Not that this is easy. I recall being in a volunteer meeting once and Pastor Alan talking to the greeters, saying something about how a lot of people’s first impressions of God would be based on us. That all but made me sweat just thinking about it because I am not always a shining example of God’s love and grace.
So, no, people won’t always see God in us because we’re human, and there will be times that people won’t believe that we have a place in God’s kingdom or that His kingdom will come through us. So it is up to us to pray that His kingdom comes anyway, that we would not hinder it.

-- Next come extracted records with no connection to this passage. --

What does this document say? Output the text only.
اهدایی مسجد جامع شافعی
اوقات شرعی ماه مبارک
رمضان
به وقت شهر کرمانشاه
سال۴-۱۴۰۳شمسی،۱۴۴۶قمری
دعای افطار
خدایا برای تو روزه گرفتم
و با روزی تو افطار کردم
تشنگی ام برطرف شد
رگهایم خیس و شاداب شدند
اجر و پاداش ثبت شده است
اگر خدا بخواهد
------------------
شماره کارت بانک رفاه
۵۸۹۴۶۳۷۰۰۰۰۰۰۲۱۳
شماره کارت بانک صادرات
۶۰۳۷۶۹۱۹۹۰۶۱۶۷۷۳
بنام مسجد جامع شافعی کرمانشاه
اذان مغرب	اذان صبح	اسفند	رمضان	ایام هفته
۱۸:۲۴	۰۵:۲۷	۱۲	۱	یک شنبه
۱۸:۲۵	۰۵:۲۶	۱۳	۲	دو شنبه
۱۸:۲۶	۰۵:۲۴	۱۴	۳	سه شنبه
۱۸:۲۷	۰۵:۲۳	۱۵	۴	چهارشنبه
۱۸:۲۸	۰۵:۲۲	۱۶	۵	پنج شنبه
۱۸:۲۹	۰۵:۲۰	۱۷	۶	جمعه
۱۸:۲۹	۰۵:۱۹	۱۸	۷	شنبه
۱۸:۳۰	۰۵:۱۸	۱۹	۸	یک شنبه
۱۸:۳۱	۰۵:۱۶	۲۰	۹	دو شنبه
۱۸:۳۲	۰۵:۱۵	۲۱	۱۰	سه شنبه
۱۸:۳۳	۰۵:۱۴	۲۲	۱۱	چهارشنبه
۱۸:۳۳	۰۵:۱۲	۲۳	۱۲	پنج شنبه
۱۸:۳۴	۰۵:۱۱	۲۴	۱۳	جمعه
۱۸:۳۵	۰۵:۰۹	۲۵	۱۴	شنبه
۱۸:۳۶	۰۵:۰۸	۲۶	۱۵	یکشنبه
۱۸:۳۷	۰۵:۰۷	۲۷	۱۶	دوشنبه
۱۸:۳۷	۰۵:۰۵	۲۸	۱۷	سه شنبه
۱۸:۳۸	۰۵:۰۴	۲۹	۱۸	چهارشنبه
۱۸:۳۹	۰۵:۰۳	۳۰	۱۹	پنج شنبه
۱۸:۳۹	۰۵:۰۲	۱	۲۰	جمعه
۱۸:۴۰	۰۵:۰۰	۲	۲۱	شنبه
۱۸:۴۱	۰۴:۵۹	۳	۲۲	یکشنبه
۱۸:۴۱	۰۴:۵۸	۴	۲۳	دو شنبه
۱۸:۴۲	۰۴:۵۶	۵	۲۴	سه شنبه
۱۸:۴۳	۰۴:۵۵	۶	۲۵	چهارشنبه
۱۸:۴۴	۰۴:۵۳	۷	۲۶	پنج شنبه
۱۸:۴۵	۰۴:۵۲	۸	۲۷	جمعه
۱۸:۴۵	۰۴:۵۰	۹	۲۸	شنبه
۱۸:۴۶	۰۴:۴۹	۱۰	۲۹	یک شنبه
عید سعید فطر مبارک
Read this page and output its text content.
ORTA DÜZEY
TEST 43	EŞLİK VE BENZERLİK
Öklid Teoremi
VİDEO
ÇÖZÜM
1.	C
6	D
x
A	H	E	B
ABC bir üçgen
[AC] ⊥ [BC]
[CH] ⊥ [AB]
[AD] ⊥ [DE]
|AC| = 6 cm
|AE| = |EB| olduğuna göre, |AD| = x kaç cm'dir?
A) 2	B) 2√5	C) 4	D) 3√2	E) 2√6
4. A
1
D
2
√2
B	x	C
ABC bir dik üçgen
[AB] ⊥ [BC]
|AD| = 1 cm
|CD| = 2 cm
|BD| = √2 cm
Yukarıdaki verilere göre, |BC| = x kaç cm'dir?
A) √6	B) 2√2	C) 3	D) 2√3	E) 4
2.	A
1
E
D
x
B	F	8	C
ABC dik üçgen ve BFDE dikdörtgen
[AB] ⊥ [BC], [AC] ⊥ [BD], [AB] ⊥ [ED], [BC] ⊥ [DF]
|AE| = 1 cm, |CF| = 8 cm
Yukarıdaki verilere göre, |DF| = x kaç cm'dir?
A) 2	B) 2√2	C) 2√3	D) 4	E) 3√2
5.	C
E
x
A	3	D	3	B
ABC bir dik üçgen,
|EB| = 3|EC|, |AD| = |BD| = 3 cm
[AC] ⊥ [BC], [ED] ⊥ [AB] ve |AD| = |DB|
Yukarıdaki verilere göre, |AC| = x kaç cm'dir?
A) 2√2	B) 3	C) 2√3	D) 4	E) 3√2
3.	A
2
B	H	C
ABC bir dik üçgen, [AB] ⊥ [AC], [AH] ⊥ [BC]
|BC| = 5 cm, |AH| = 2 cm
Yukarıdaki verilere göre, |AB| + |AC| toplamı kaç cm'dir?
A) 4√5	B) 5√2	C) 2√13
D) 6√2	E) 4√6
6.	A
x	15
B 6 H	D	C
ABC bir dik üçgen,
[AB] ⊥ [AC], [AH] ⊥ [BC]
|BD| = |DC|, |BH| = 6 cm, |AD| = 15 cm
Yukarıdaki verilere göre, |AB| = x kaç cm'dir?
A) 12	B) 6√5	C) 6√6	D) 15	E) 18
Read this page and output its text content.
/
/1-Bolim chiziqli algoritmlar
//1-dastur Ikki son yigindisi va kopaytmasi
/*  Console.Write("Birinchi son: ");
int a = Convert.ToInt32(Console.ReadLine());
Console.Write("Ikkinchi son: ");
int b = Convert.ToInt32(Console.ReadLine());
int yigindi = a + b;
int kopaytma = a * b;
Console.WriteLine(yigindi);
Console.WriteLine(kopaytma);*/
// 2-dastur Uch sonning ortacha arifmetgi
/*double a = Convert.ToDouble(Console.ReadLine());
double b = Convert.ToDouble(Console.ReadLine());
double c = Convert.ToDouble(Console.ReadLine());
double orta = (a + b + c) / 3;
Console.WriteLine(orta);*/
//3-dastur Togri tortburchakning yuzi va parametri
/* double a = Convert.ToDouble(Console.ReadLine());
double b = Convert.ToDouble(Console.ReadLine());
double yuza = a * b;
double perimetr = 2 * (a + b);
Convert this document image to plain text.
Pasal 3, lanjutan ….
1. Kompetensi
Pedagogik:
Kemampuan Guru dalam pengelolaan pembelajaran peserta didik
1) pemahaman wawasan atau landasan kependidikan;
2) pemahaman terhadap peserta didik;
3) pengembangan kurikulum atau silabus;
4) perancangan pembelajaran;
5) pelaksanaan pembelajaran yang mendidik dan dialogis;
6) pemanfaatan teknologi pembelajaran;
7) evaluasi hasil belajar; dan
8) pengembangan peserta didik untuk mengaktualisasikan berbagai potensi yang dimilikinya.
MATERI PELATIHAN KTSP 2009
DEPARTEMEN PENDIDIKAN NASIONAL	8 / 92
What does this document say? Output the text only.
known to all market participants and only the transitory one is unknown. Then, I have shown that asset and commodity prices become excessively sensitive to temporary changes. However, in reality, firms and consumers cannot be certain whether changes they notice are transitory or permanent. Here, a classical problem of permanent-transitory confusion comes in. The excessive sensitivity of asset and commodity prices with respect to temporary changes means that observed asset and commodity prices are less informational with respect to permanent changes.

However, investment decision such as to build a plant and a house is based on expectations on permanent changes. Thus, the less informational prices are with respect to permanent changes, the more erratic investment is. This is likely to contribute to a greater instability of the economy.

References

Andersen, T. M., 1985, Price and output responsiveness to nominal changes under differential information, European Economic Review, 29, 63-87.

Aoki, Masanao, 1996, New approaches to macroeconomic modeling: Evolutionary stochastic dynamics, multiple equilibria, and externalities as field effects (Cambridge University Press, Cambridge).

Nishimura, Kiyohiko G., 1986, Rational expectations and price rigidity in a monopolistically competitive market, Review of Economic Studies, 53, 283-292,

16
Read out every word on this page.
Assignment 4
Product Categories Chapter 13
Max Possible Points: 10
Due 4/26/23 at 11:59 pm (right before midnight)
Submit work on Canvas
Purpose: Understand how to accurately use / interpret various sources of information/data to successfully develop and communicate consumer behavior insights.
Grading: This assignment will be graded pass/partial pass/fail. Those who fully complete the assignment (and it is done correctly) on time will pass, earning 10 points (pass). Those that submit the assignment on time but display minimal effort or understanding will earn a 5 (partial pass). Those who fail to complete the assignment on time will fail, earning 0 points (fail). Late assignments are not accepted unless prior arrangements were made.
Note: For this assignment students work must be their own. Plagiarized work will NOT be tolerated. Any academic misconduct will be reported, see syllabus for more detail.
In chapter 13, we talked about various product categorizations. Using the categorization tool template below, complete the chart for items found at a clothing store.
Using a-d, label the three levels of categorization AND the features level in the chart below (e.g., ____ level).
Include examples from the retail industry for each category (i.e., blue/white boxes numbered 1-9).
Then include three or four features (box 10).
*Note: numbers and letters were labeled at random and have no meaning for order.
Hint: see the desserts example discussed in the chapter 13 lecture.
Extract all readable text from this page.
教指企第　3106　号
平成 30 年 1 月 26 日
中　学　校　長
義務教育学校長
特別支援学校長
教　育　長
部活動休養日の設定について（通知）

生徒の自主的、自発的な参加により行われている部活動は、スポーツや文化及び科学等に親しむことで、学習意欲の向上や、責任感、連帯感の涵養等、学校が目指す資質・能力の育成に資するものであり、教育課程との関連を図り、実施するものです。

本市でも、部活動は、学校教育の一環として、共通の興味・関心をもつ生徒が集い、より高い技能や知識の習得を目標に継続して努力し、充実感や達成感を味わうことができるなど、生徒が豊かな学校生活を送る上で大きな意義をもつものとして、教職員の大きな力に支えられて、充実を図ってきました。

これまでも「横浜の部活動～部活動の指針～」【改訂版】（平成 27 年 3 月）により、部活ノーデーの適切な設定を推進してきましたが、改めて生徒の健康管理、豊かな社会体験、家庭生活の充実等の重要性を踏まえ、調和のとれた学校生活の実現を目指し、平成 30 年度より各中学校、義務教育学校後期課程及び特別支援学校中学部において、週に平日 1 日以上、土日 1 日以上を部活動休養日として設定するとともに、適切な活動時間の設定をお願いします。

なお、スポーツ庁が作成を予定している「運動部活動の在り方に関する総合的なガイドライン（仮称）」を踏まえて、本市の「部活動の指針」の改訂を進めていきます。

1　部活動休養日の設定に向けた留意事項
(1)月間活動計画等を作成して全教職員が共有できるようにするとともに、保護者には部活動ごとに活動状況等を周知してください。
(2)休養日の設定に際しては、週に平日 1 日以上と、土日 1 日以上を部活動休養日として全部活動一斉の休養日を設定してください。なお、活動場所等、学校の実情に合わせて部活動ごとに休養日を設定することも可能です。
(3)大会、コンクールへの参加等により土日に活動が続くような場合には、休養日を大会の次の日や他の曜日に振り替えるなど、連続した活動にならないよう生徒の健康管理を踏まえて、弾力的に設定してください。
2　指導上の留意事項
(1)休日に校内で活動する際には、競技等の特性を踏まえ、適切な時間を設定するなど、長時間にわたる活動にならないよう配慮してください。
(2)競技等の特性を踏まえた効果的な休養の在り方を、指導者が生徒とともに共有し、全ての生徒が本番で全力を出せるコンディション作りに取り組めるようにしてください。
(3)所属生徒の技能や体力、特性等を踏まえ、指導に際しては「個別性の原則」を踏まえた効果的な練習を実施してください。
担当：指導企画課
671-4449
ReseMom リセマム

It is up to us to seek God so much that the moments we do are fewer and farther between as we grow closer to God.
It makes sense that Jesus would follow this with asking that God’s will be done if He’s wanting Earth to look more like heaven, like God’s kingdom.
My will gets in the way. It’s self-seeking and based on how I see the world, which is a very limited view. I don’t see as God sees, so my will often hurts others as well as myself. That is not the way of heaven. God’s will is perfect and complete, even in the moments when it doesn’t feel like it, and that is heaven’s atmosphere.
Heaven is a place where everything works in harmony to glorify God. It also rests our souls. All of that is a result of God’s will, but it’s also part of life in God’s kingdom. Praying for His kingdom to come and for His will to be done means that we set ourselves up to experience part of heaven in our lives here on Earth. It brings us peace and rest, and it brings God glory, and it changes our world for the better.
The point of this part of the Lord’s Prayer is to turn our hearts and minds to God and His kingdom. That we would long for its perfection and want to bring it here. That we would strive to share it with those who don’t know it. That we wouldn’t take our positions as ambassadors lightly. That we would recognize our own faulty nature and pray prayers that overcome that nature through faith in God. Because we could all benefit from Earth being more like heaven.